SARIFStatic Analysis Results Interchange Format — a standard for representing static analysis results, supported by VS Code and GitHub.
MCPToxA benchmark dataset of 1,312 MCP tool poisoning patterns across 3 paradigms, published in 2025.
HomoglyphA character that looks identical to another character but has a different Unicode code point (e.g., Cyrillic “a” vs Latin “a”).
Zero-width characterAn invisible Unicode character that occupies no visible space but can break pattern matching.
Sampling loopAn attack that exploits MCP’s sampling feature to create a feedback loop between the AI and malicious tool responses.
Mock scannerA built-in scanner that uses simple pattern matching for testing. Not a substitute for real security scanning.
Rug pullA temporal attack pattern where a tool behaves cleanly during trust-building calls, then switches to malicious behavior after a set number of invocations.

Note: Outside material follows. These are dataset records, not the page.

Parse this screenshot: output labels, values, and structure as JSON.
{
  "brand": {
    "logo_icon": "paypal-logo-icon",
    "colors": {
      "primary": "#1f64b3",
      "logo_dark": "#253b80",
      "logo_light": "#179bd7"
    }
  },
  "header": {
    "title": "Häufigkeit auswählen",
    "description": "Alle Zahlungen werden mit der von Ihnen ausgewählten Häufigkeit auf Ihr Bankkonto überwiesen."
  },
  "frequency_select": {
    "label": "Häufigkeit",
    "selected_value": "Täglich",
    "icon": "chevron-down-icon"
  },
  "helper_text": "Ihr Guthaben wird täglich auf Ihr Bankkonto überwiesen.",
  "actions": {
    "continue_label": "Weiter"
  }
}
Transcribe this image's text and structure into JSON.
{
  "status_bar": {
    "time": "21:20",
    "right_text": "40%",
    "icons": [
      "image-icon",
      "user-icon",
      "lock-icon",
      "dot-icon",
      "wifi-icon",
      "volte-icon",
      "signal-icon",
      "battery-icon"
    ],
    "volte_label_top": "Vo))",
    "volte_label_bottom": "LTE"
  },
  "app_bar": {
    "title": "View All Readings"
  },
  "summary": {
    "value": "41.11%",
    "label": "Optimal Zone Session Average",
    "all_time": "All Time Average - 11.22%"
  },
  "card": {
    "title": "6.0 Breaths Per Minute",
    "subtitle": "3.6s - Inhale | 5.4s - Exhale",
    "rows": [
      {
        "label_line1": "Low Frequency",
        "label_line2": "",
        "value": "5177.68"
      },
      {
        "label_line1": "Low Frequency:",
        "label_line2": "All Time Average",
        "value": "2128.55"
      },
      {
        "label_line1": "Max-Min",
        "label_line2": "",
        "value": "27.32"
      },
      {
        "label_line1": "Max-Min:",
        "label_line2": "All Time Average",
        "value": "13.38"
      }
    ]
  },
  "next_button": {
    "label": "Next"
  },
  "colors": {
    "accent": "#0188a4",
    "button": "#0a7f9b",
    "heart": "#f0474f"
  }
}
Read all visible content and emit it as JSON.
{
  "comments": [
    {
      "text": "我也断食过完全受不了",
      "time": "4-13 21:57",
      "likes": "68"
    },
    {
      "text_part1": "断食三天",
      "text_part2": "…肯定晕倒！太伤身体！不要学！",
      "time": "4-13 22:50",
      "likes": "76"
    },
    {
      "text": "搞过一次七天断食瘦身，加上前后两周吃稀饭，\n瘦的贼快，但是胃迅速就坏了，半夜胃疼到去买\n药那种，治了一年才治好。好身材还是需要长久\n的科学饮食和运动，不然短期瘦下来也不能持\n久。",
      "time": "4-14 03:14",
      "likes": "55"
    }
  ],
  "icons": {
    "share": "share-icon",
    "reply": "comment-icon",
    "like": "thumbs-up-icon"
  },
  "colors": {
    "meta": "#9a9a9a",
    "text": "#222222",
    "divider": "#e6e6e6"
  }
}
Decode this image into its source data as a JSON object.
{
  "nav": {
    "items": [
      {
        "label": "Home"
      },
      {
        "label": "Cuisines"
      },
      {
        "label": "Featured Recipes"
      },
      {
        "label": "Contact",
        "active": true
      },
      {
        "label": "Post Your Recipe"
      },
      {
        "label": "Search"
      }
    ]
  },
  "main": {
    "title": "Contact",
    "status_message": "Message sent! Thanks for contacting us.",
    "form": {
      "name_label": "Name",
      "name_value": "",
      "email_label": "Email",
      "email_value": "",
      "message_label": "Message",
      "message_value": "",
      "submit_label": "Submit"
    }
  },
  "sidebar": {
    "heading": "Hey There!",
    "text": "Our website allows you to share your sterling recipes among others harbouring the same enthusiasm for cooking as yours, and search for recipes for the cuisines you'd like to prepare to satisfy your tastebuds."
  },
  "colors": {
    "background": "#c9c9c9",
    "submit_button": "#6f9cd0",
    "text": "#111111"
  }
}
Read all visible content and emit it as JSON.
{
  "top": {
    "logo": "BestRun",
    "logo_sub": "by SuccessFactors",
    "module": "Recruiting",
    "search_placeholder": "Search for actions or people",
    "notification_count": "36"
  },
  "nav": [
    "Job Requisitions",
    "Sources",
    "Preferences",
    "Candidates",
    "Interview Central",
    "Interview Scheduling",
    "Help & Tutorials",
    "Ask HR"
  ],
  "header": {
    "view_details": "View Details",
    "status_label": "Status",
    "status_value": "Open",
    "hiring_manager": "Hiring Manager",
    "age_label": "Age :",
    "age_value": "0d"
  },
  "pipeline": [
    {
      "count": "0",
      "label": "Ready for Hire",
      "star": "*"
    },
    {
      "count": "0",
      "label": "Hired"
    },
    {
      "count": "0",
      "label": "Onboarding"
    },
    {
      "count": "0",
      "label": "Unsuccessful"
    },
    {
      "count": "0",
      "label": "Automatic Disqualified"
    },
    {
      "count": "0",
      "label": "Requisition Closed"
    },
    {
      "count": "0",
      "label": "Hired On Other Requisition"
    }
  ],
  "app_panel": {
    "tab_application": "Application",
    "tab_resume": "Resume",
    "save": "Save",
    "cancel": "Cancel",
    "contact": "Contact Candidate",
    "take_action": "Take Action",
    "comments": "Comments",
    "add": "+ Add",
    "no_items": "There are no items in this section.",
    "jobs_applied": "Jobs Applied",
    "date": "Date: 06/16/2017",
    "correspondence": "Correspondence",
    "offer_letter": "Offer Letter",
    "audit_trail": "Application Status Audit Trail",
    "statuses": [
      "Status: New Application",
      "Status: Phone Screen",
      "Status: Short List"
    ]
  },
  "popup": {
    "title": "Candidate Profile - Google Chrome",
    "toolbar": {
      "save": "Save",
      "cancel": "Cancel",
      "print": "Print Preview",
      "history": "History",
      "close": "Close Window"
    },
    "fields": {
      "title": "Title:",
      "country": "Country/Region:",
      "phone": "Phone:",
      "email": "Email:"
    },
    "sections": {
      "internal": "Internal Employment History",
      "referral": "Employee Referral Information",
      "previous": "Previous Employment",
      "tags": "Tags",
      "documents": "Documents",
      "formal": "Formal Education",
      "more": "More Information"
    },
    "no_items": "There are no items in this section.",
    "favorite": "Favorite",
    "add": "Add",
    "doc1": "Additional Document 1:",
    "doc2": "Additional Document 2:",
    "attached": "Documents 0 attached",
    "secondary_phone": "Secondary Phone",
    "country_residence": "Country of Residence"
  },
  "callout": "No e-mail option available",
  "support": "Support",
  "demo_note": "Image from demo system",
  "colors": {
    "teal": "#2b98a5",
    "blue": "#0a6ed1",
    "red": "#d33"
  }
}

Temporal patternAn attack that changes behavior over time (rug pull, gradual poisoning, trust building, version drift, scheduled activation).
Server domainThe application category a tool belongs to: filesystem, communication, database, code execution, web API, authentication, cloud services, or system admin.
tool-scanA dedicated MCP security scanner that MCP Stress Test can test against. Install separately with pip install tool-scan.
Cyber Kill ChainThe attack lifecycle model used by chain steps: reconnaissance, weaponization, delivery, exploitation, installation, command and control, exfiltration.
OWASP MCP Top 10A classification of MCP-specific security risks (MCP01 through MCP10) covering tool poisoning, excessive agency, context manipulation, and more.
ASRAttack Success Rate — the percentage of attacks that succeed. The MCPTox baseline is 36.5%. A lower ASR with your scanner means better protection.